Le Parlement britannique se prononce jeudi 9 décembre sur un triplement des droits d’inscription à l’université proposé par le gouvernement. Dans les facs, la mobilisation contre cette mesure ne faiblit pas. Le mouvement étudiant est en train de devenir la principale force d’opposition aux coupes budgétaires.
Depuis qu’il a dévoilé son plan de rigueur drastique, le 20 octobre, le gouvernement britannique peut s’estimer heureux. Il n’a rien à craindre des travaillistes, dont le nouveau leader, Ed Miliband, est inaudible.
Le front social est plutôt calme. Malgré les 91 milliards d’euros d’économies et les 500 000 emplois publics supprimés, les Britanniques semblent plutôt résignés face à la cure d’austérité qui se prépare.
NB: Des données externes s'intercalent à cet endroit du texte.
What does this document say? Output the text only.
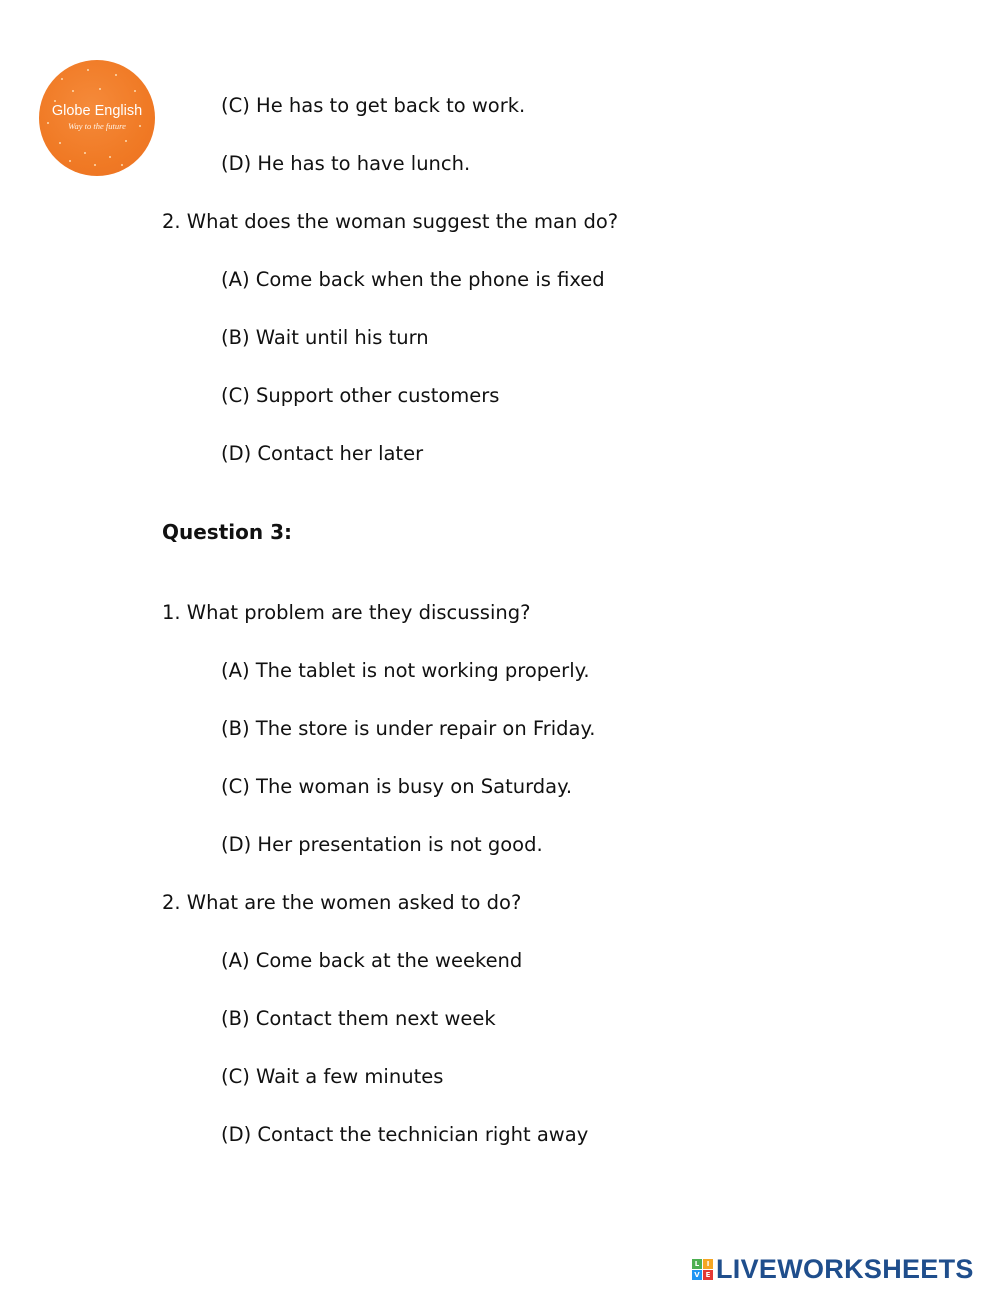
Globe English
Way to the future
(C) He has to get back to work.
(D) He has to have lunch.
2. What does the woman suggest the man do?
(A) Come back when the phone is fixed
(B) Wait until his turn
(C) Support other customers
(D) Contact her later
Question 3:
1. What problem are they discussing?
(A) The tablet is not working properly.
(B) The store is under repair on Friday.
(C) The woman is busy on Saturday.
(D) Her presentation is not good.
2. What are the women asked to do?
(A) Come back at the weekend
(B) Contact them next week
(C) Wait a few minutes
(D) Contact the technician right away
L	I
V E LIVEWORKSHEETS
De 7 000 à 10 600 euros de droits d’inscription en 2012
Seule exception, dans cette apathie générale : les étudiants ne décolèrent pas contre la hausse prévue des droits d’inscription à l’université. Actuellement plafonnés à 3 800 euros, ils vont grimper à 7 000 euros à partir de la rentrée 2012. Et certaines universités pourront même aller jusqu’à 10 600 euros par an.
Obsédé par la réduction des déficits, le gouvernement veut se désengager des universités (la réforme prévoit aussi un baisse de 80% du budget d’enseignement). Bien qu’il cherche à convaincre du bien-fondé de ses projets, plusieurs études montrent qu’un tel triplement des frais dissuaderait les plus modestes de poursuivre des études supérieures et accroîtrait considérablement l’endettement des jeunes diplômés.
La mise à sac, le 10 novembre, par un groupe d’étudiants radicaux, du siège du Parti conservateur en plein cœur de Londres, a été le premier signal d’alarme pour le gouvernement. Depuis, les manifestations sont strictement encadrées par les forces de l’ordre.
Mais les étudiants, qui se mobilisent par dizaines de milliers, sont toujours aussi déterminés. Une trentaine d’universités, dans toute l’Angleterre, sont touchées par des mouvements spontanés d’occupation partielle.
En Ecosse et au Pays de Galles, les revendications étudiantes ont été entendues par les autorités locales, qui ont annoncé qu’elles ne répercuteraient pas la hausse des droits d’inscription.
La « trahison » des libéraux-démocrates
La prochaine journée d’action est prévue pour mercredi 8 décembre, la veille du vote, au Parlement, sur le triplement prévu des droits d’inscription. Enhardis par des semaines de lutte, les étudiants pensent pouvoir mettre en échec le gouvernement.
Ils ont déjà réussi à faire tanguer la coalition au pouvoir. La réforme des universités, voulue par les conservateurs, va à l’encontre du dogme des libéraux-démocrates, qui, avant d’entrer au gouvernement, avaient promis de s’opposer à toute augmentation des droits d’inscription.
Cette promesse de campagne leur avait permis de rafler près de la moitié du vote étudiant aux élections de mai. Aujourd’hui, les étudiants se sentent floués. Et ils ont décidé de faire payer leur trahison aux lib-dems.
Le chef du parti, Nick Clegg, est passé, en quelques mois, du statut d’idole des jeunes à celui de ministre le plus impopulaire du gouvernement. Sa boîte aux lettres a été souillée d’excréments. Les services de sécurité lui ont déconseillé de sortir à vélo, comme il en avait l’habitude.
Le gouvernement lâche du lest
Nick Clegg est contesté jusque dans ses propres rangs. Plusieurs députés ont prévenu qu’ils voteraient jeudi contre l’augmentation des droits d’inscription. Et même le ministre en charge de la réforme, le lib-dem Vince Cable, envisage de s’abstenir.
Malgré cette cacophonie, l’arithmétique parlementaire devrait permettre d’adoption du projet. Le gouvernement a cependant été contraint de lâcher du lest en annonçant dimanche que les étudiants les plus défavorisés seraient dispensés de droits de scolarité pendant leur première année universitaire.
Il est donc peu probable que les étudiants fassent reculer le gouvernement. Mais leur mobilisation a permis de mettre à jour des failles dans la coalition au pouvoir.
C’est un mouvement spontané, sans leader clair, peu politisé et concentré sur un objectif précis. Mais face à la faiblesse de l’opposition travailliste et à l’apathie des syndicats, il apparaît aujourd’hui comme la principale force de résistance aux coupes budgétaires.